Look about you. There are clouds, seas, and mountains, grass carpets, the plains; and birds sing in the trees. Farm animals graze in the meadows, and water brooks run through the fields. In city and country, people use their astounding minds to plan and produce intricate things. At night the stars come out, and overhead are billions of stars in our galaxy. Beyond them are 100 billion island universes, each with 100 billion stars.
Evolutionist scientists tell us that it all came from nothing. Creation Scientists tell us that it all came from God, who created everything in six days.
When I was in school, both were taught. Are both being taught today to our children. Do you think our children, as well as ourselves, should know both arguments? Only then can we make and informed decision on which argument we choose to be correct.
So lets begin……………………..
The Big Bang theory has been accepted by a majority of scientists today. It theorizes that a large quantity of nothing decided to pack tightly together,—and then explode outward into hydrogen and helium. This gas is said to have flowed outward through frictionless space (“frictionless,” so the outflowing gas cannot stop or slow down) to eventually form stars, galaxies, planets, and moons.
The originators—George Lemaitre, a Belgian, struck on the basic idea in 1927; and George Gamow, R.A. Alpher, and R. Herman devised the basic Big Bang model in 1948. But it was Gamow, a well-known scientist, who wrote the Mr. Tompkins book series, that gave it its present name. It was later coined in 1949 by Fred Hoyle during a radio broadcast.
According to this theory, in the beginning, there was no matter, just nothingness. Then this nothingness condensed by gravity into a single, tiny spot; and decided to explode!
That explosion produced protons, neutrons, and electrons which flowed outward at incredible speed throughout empty space; for there was no other matter in the universe.
As these protons, neutrons, and electrons hurled themselves outward at supersonic speed, they are said to have formed themselves into typical atomic structures of mutually orbiting hydrogen and helium atoms.
Gradually, the outward-racing atoms are said to have begun circling one another, producing gas clouds which then pushed together into stars.

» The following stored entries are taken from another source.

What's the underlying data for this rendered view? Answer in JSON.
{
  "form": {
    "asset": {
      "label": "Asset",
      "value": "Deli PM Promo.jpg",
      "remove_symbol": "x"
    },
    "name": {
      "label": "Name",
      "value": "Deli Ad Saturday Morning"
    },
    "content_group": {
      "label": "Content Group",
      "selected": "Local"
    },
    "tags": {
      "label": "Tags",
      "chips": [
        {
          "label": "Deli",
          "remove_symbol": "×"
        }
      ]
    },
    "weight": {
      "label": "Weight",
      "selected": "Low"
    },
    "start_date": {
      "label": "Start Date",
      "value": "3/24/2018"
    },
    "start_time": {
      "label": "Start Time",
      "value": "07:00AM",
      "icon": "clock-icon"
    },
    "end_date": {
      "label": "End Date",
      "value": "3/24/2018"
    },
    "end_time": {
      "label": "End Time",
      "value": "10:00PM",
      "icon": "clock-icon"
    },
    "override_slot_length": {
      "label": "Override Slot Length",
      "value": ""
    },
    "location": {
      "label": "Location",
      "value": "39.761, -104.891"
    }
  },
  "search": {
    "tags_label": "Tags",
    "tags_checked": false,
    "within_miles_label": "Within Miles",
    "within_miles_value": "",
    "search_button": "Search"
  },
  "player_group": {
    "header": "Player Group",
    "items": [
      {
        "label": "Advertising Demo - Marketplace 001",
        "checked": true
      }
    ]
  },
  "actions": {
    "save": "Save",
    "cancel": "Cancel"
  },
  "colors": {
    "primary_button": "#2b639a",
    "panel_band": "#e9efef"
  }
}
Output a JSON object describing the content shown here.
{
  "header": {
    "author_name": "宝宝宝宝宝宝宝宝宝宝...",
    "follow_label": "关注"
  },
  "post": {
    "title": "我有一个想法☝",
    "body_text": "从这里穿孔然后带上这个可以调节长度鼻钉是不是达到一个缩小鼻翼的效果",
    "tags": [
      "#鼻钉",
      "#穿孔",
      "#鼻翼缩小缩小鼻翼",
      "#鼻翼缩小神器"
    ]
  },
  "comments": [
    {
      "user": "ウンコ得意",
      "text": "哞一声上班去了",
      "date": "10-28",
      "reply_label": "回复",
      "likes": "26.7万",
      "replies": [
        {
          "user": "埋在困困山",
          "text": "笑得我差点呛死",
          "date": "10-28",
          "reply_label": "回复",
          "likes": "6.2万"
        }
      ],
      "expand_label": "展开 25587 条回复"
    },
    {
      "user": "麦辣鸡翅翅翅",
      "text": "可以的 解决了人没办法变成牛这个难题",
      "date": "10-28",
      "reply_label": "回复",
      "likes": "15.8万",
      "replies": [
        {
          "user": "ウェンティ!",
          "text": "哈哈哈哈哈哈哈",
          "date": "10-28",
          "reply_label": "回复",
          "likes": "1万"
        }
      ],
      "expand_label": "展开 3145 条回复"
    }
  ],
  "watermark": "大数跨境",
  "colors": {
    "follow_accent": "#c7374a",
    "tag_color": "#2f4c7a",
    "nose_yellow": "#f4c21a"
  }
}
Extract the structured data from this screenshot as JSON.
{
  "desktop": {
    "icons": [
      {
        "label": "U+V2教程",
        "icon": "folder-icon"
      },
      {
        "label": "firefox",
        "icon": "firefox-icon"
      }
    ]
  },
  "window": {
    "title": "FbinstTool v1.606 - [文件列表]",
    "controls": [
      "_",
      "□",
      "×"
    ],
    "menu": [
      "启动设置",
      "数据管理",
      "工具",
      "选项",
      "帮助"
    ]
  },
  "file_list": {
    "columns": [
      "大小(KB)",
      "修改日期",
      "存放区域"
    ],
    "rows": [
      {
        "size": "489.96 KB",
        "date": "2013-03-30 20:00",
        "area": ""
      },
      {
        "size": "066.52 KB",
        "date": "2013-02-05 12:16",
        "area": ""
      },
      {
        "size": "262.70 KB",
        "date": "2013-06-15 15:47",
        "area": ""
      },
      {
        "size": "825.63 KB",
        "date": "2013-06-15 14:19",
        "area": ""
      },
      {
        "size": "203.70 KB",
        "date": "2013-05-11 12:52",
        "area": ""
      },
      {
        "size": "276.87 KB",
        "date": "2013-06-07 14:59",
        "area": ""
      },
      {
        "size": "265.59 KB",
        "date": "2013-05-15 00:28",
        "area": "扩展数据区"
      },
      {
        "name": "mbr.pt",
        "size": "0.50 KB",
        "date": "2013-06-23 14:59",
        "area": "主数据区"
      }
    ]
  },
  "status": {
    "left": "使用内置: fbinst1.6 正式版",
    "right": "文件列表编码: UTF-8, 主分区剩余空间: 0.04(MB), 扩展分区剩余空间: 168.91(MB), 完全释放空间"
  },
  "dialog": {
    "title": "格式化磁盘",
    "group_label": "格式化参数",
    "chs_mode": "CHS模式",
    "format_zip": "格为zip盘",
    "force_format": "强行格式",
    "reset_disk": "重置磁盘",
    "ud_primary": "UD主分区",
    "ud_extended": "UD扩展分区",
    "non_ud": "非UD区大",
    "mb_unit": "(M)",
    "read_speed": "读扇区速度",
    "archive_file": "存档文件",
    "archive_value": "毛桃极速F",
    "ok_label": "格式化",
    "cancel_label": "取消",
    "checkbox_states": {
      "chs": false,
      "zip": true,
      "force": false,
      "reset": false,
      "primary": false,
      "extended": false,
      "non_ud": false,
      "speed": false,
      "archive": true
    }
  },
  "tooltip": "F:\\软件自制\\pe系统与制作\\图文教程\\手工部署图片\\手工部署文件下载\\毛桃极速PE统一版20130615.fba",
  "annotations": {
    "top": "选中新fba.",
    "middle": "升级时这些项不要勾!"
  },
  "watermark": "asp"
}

These first stars only contained lighter elements (hydrogen and helium). Then all of the stars repeatedly exploded. It took at least two explosions of each star to produce our heavier elements. Gamow described it in scientific terms: In violation of physical law, emptiness fled from the vacuum of space—and rushed into a superdense core, that had a density of 1094gm/cm2 and a temperature in excess of 1039 degrees absolute. That is a lot of density and heat for a gigantic pile of nothingness! (No wise crack here, just an honest thought.) Especially when you realize that it is impossible for nothing to get hot. Although air gets hot, however air is matter, not an absence of it.
Where did this “superdense core” come from? Gamow solemnly came up with a scientific answer for this; he said it came as a result of “the big squeeze,” when emptiness crowded together. Then, with true scientific aplomb, he named this solid core of nothing, “ylem” (pronounced “ee-lum”). In addition, numbers were provided to add additional scientific importance: This remarkable lack-of-anything was said by Gamow to have a density of 10 to the 145th power g/cc, or one hundred trillion times the density of water! Then all that packed-in nothingness went boom!
The Big Bang theory is based on theoretical extremes, just as is a black hole. It may look good in theory, but could it have actually happened when looked at actual scientific facts. A tiny bit of nothing packed so tightly together that it blew up and produced all the matter in the universe. It is easy to theorize that something is true, when it has never been seen and there is no definitive evidence that it exists or ever happened.
Unfortunately the theory stands in clear violation of physical laws, celestial mechanics, and fights against our own senses.